As a recruiter, it’s very easy to hype an opportunity and get potential candidates excited about a dream job. You need to make the assumption that you’re probably being hyped, until you can validate that your not. Here are some suggestions:


  1. Pull out the file you should have created earlier called, “What will it take for me to leave my current job?” This file should have four headings and lists:
    • What are my “Must Haves”? (This list identifies what you will not compromise on)
    • What are my “Nice to Haves”? (These are the “add-ons” to make a change very attractive)
    • What are the things outside the job to be considered? (Family, social, education, relocation)
    • What are the items to avoid at all costs? (These are the knock-outs)


  1. Always ask what kind of recruiter your talking to! A company recruiter? An Executive Recruiter (exclusive to the hiring organization?) A Contingent Recruiter (one of many looking to fill the same job)? Or an Agency Recruiter that is paid by you, the candidate?
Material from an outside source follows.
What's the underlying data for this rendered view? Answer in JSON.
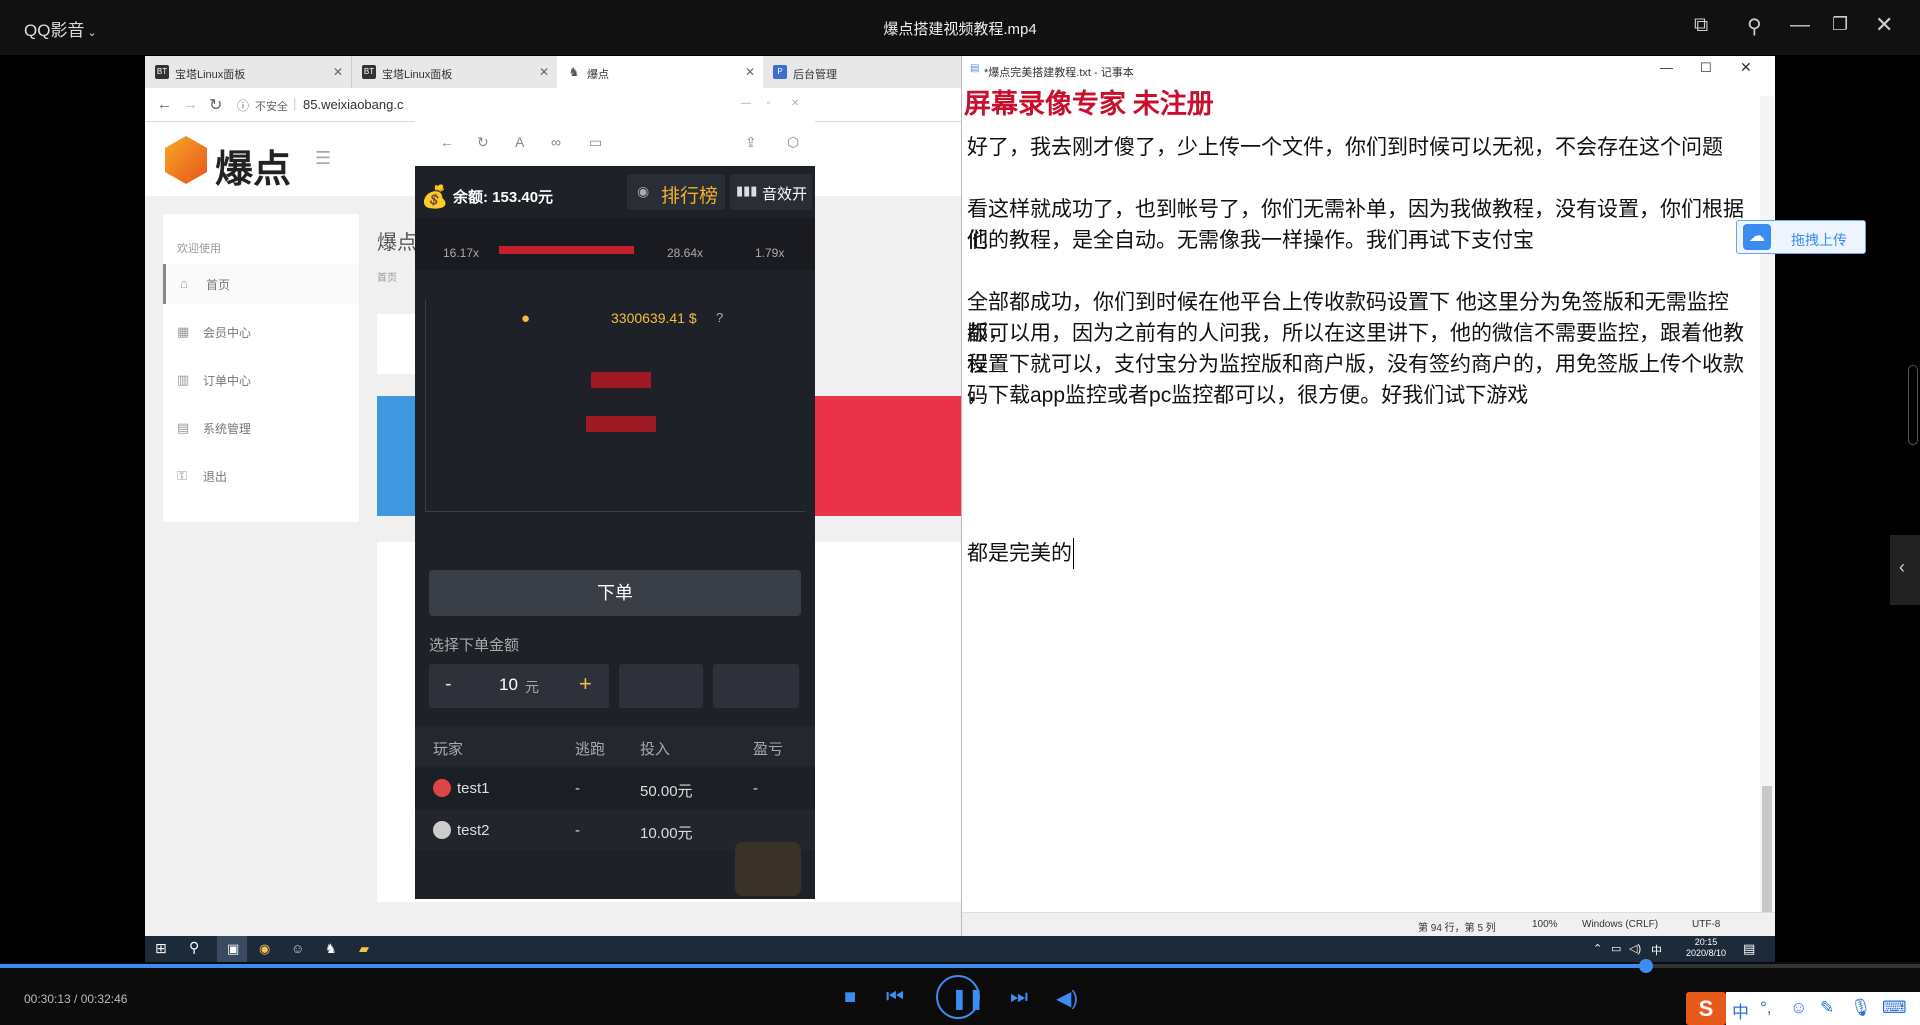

  1. Many times the following questions won’t be answered until you commit to being interviewed by the recruiter, but it’s worth asking anyhow:
    • How did you find me? (Is your current company testing your loyalty?)
    • Why do you think I would be interested in this position? (The answer could save time)
    • Is the hiring company a competitor? (Tread lightly, they may be looking for sensitive data)
    • Why is the organization looking to fill this position? (A new position, replacement or crisis?)
    • To whom does the position report? (To a key decision maker?)
    • How long has the position been open and when does it need to be filled? (A hasty search?)
    • What are the salary range, incentives and benefits? (Is it worth it for you to pursue?)
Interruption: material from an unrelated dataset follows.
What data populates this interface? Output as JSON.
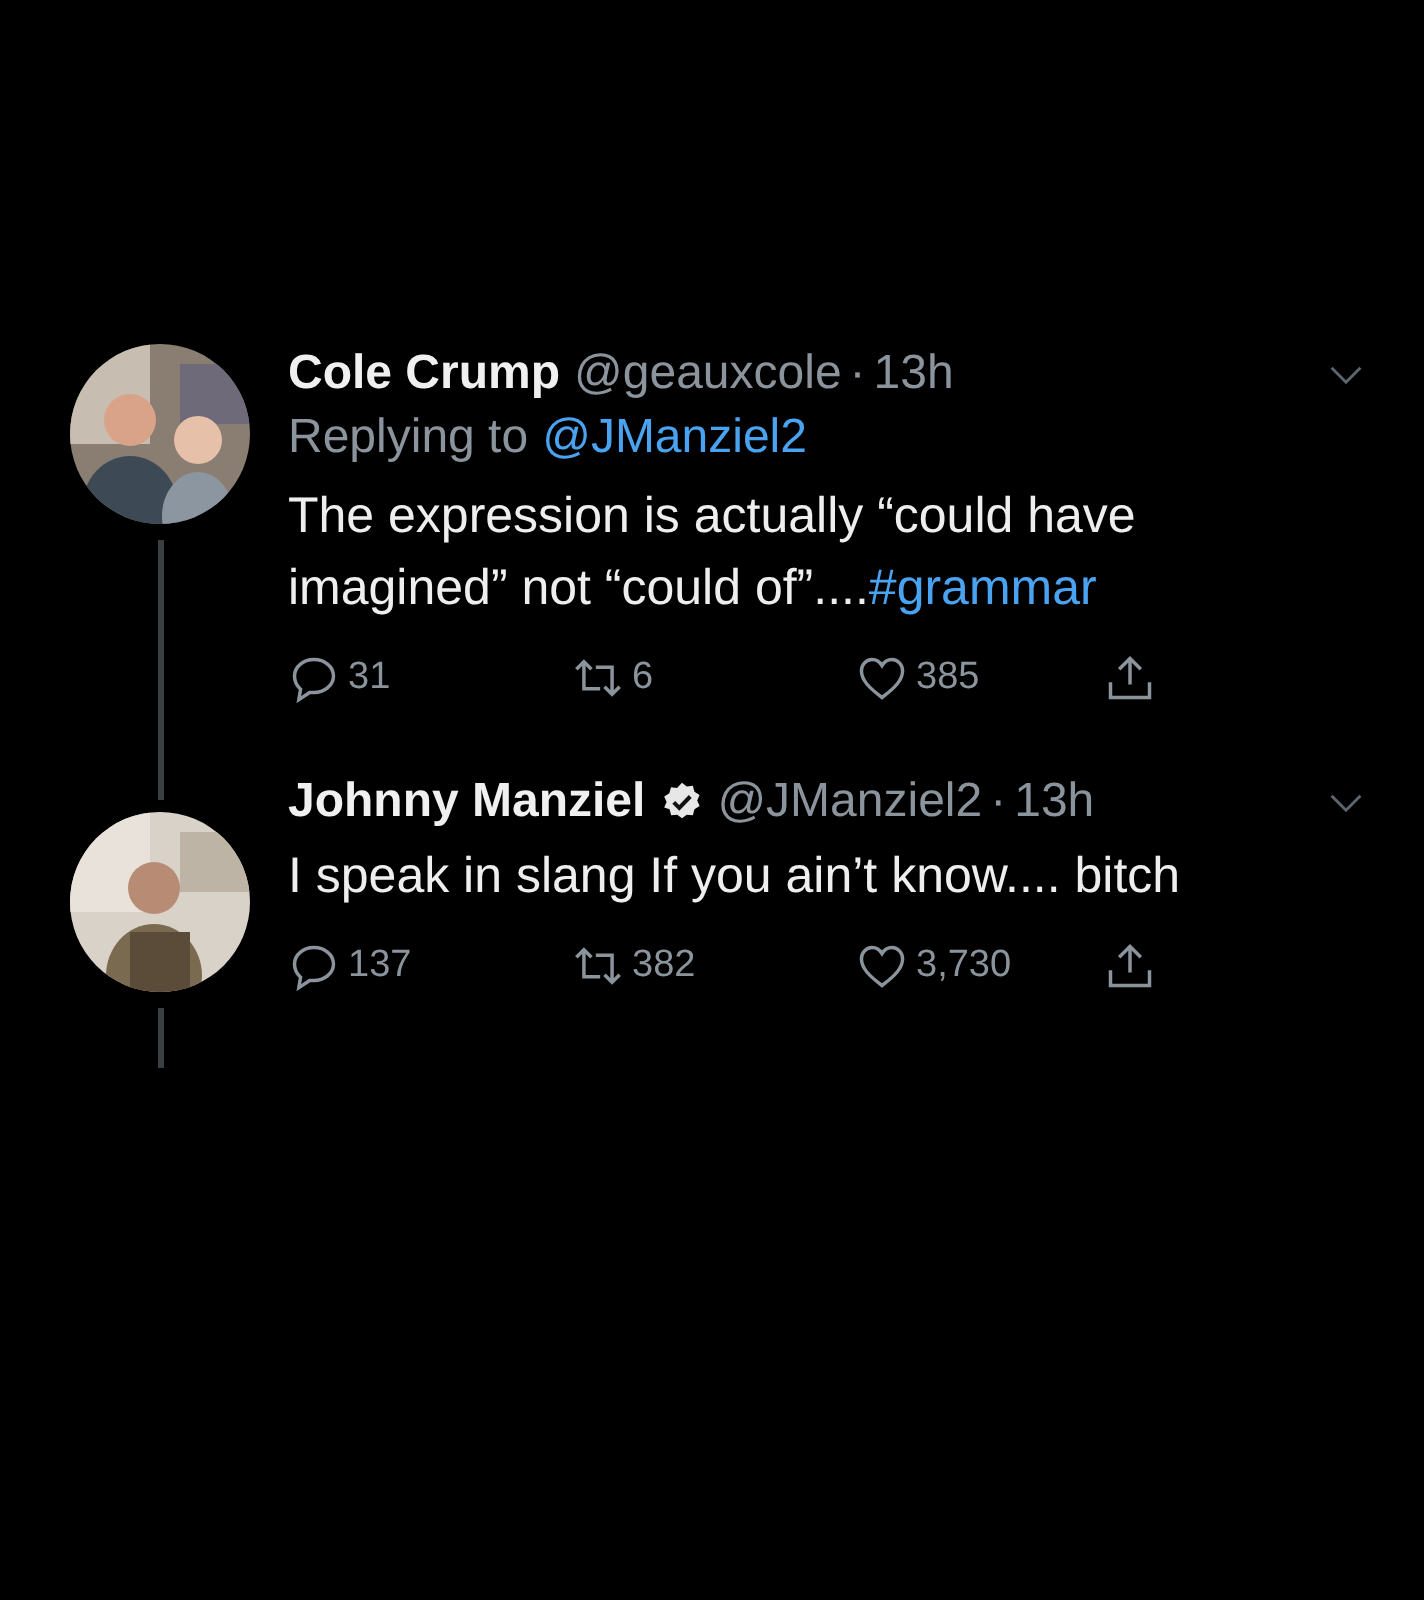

  1. Assuming the #3 questions above will be answered later, here are more immediate questions:
    • What industry is this position in? (High growth, a potential takeover, acquisition bait?)
    • Is the function at a plant, division, sector or corporate level? (Responsibility level?)
    • Where is the position located? (Do you need to move or commute?)


Having a good job and a better opportunity is the best combination: Two birds in a hand. However, leaving a good job for a high-risk venture is the worst situation to be considering. Take these moves very cautiously.